A fala do ministro nesta sexta-feira depois de 11 dias de silêncio é uma obra-prima de prestidigitação e malabarismo. Depois de descrever o paraíso econômico que ajudou a criar permitiu-se resvalar para o clima de exacerbação política e dele para o seu inferno pessoal.
Não foi feliz embora a retórica sossegada fosse idêntica à dos pronunciamentos anteriores. Desta vez faltou-lhe a proverbial varinha de condão capaz de converter o ceticismo ambiental em credulidade irrestrita.
Está evidente que entre Palocci e a sociedade brasileira cavou-se um fosso que será difícil de transpor: aquele médico do interior (cujo charme era a combinação de um discreto caipirismo e enorme dose de sensatez), simplesmente perdeu a credibilidade.

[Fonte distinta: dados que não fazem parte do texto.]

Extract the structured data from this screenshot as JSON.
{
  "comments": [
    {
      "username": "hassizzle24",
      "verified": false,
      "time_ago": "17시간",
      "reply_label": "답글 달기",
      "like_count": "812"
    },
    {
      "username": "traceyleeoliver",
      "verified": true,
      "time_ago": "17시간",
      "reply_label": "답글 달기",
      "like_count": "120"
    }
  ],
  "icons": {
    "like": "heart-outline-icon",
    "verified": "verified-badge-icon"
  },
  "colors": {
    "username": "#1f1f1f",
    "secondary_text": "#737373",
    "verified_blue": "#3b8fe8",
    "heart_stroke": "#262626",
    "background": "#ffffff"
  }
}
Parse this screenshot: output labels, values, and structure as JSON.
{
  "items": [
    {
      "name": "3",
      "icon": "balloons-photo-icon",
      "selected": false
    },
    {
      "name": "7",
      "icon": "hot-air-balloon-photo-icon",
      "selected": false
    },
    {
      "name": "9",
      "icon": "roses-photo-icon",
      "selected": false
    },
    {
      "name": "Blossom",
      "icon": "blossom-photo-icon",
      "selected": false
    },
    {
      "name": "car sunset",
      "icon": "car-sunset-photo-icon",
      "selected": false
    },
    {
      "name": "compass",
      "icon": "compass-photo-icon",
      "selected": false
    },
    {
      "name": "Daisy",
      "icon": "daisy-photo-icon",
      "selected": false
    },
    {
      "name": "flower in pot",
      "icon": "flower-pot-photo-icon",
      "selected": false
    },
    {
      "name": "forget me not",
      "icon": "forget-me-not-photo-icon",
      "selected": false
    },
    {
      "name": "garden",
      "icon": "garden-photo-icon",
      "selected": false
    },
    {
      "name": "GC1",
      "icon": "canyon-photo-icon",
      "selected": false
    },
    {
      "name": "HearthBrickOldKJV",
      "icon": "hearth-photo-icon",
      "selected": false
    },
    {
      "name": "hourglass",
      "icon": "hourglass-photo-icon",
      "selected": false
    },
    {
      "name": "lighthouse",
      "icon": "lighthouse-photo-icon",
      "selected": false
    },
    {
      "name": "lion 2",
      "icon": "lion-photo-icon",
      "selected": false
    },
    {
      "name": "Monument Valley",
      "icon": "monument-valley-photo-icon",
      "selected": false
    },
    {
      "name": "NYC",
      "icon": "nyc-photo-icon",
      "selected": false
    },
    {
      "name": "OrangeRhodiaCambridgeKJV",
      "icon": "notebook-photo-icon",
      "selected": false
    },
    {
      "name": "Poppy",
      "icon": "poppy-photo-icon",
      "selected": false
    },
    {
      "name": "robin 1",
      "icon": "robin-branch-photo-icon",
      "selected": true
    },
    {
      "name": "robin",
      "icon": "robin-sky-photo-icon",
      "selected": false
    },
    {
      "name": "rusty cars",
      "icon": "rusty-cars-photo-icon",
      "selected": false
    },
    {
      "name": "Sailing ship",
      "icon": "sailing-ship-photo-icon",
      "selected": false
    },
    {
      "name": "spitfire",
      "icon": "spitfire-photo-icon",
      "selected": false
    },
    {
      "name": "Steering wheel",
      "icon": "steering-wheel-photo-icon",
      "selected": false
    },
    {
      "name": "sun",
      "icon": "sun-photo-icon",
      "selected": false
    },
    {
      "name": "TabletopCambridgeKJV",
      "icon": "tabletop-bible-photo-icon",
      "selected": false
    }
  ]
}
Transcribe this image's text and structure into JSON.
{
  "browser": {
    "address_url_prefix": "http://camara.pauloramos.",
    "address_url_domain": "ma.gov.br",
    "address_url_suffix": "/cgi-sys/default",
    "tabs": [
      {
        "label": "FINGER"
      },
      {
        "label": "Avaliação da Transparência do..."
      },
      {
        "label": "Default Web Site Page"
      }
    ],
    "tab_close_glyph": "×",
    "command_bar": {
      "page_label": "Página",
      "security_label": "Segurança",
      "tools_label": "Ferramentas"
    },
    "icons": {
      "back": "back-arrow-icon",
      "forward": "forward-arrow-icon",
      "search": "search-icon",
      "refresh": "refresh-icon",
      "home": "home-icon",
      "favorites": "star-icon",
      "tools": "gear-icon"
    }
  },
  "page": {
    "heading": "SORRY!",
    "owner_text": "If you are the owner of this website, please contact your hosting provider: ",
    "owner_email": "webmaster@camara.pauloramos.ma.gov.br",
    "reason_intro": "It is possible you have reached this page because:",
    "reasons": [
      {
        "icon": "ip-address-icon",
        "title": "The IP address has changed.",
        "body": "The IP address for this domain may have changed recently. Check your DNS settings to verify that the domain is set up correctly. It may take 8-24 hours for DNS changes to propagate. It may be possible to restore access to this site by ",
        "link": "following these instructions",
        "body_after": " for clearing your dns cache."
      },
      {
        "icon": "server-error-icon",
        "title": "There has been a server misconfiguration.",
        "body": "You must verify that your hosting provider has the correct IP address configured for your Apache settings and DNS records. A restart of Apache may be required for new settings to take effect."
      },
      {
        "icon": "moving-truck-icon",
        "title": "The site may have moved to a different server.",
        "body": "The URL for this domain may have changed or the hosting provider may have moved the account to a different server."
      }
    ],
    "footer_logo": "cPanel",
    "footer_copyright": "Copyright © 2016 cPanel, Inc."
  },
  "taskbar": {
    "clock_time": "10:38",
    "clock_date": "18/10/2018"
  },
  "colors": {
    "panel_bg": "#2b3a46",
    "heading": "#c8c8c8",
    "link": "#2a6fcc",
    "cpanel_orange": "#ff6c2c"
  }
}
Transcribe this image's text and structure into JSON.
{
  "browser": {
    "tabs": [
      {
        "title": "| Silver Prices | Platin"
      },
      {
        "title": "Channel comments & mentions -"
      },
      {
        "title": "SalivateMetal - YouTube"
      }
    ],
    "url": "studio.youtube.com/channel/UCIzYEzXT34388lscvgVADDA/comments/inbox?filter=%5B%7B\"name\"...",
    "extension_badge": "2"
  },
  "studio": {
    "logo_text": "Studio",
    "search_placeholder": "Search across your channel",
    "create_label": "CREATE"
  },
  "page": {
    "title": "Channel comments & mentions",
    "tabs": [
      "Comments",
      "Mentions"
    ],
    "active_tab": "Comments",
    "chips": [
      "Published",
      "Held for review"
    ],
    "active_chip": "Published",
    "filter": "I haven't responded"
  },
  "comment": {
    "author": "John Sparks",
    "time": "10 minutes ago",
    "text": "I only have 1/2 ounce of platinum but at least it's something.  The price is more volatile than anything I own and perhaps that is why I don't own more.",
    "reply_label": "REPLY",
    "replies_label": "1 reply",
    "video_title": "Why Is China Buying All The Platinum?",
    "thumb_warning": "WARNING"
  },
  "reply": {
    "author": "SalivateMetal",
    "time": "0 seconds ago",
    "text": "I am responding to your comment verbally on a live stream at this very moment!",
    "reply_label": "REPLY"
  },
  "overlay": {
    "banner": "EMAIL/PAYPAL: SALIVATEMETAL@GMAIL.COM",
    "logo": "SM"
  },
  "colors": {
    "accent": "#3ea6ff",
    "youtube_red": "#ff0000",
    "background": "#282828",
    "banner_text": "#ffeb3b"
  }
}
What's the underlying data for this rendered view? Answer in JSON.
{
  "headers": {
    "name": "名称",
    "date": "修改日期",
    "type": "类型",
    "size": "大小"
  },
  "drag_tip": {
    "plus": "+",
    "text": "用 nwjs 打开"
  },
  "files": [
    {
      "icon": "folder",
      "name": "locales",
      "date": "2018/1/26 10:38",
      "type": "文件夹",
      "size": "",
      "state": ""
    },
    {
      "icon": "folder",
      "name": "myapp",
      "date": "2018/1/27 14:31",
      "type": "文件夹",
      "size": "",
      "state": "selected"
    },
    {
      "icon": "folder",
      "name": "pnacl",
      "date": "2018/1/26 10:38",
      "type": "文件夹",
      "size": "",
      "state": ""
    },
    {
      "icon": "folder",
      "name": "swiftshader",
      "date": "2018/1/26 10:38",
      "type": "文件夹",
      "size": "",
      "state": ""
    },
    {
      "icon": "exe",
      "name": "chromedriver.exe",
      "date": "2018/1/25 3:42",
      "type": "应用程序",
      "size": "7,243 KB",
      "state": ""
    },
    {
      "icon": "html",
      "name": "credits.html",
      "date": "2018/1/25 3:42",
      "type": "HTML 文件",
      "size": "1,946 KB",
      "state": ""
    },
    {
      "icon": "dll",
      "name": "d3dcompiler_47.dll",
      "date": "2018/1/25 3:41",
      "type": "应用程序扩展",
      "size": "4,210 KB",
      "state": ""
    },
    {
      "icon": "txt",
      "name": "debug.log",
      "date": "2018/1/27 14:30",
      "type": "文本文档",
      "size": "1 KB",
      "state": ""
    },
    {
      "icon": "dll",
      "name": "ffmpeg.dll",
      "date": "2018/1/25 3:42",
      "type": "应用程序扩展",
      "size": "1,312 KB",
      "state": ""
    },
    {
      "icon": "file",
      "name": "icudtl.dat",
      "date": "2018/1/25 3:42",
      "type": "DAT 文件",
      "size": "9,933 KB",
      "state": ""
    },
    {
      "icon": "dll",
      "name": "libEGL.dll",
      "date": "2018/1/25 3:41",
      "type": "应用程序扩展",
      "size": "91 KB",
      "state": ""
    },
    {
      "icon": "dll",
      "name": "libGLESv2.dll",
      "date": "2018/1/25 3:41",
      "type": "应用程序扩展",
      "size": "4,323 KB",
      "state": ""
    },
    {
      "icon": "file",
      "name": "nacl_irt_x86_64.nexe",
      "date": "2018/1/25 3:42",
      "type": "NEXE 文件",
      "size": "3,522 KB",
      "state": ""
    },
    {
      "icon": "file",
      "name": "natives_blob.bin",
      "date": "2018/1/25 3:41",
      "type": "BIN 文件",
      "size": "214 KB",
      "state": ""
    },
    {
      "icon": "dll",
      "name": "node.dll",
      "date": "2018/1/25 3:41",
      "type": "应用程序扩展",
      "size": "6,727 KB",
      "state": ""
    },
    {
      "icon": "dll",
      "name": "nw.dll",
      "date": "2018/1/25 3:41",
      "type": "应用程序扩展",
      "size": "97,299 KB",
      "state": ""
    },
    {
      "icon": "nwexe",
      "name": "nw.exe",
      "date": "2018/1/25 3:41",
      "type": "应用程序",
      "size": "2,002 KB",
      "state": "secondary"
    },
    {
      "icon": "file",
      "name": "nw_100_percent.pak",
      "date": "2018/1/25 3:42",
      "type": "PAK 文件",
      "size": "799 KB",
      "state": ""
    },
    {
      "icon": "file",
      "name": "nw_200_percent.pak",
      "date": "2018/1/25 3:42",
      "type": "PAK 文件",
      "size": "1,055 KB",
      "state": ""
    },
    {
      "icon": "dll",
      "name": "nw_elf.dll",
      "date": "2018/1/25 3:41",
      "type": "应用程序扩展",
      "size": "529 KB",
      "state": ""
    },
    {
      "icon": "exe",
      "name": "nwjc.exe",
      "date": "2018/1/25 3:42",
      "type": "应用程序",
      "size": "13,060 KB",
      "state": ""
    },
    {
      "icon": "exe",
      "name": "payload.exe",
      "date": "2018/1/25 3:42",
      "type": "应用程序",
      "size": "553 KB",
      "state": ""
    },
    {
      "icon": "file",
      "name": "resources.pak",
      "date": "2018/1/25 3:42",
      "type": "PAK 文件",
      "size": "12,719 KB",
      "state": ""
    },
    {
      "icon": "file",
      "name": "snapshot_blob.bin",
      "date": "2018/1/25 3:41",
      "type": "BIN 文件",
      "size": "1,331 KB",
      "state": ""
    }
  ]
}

O ministro foi uma caricatura de si mesmo ao utilizar ostensivamente o subterfúgio. Das vezes anteriores, encarou os problemas, deu nome aos bois. Agora menciona ameaças à tranqüilidade, esquecido de que o seu Ministério da Fazenda através da Caixa Econômica e do Coaf são os protagonistas de uma violência sem precedentes desde a redemocratização.
A quebra do sigilo bancário do caseiro Francenildo Costa e o vazamento dos dados confidenciais através da Polícia Federal configuram uma sórdida violação dos direitos políticos de um humilde cidadão que ousou contar o que sabia. E como se esta aberração não fosse suficiente para mostrar o grau de ressentimento oficial, outro órgão do mesmo Ministério da Fazenda, o Coaf (Conselho de Controle das Atividades Financeiras), resolve transformar a vítima em vilão ao iniciar uma investigação a pretexto de lavagem de dinheiro.
Esta investigação é ainda mais ilegal do que a quebra do sigilo bancário de Francenildo: o Coaf tem por obrigação examinar os cheques acima de 100 mil reais e o cheque que Francenildo recebeu do seu pai biológico não chega a 30 mil. Escancara-se um caso de perseguição política que só tende a desdobrar-se e agravar-se.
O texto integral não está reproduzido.